Featuring Conversations With Heather Willis, Ryerson Accessibility Coordinator of the OVPECI
A Word on Language
Before proceeding, it is important to note that this module adopts person-first language over identity-first language that defines a person mainly with the disability. Person-first language, such as “a person with a visual impairment,” implies the visual impairment is one of multiple dimensions that informs a person’s identity and capabilities. In contrast, “a visually impaired person” tightly couples a person’s identity with their impairment. Language can structure social and economic relations by essentializing persons, lowering expectations, and guiding behaviours based on stereotypes (Titchkosky 126-127). At the same time, it is important to acknowledge that there is no consensus around terminology.

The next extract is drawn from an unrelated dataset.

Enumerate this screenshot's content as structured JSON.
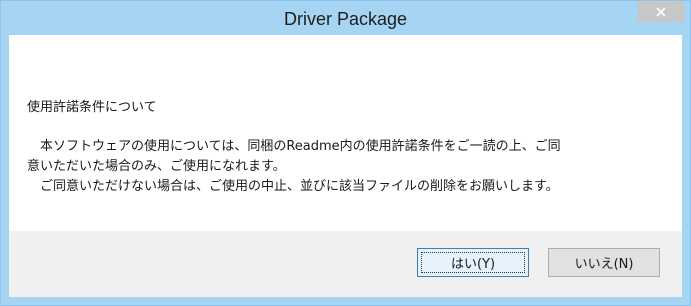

Some suggest that person-first language, while well-intentioned, is not problem-free or commonplace. Except for “persons of colour,” people do not typically use person-first language. For example, we say “a male” rather than “a person who is male.” In other words, identities often come first because they are salient and important. In the same way, some persons with disabilities prefer to be called disabled, and self-identify as a “paraplegic person.” Some in the deaf community prefer to be called Deaf, with a capital “D.” The uppercase “D” signifies that deafness is not a disability. Rather, it is the shared identity of a linguistic-cultural group similar to being English, French, and so on. From this perspective, identity-first language is a signifier that disability is an important marker of a person/group’s sense of self and being (Dunn & Andrews 261).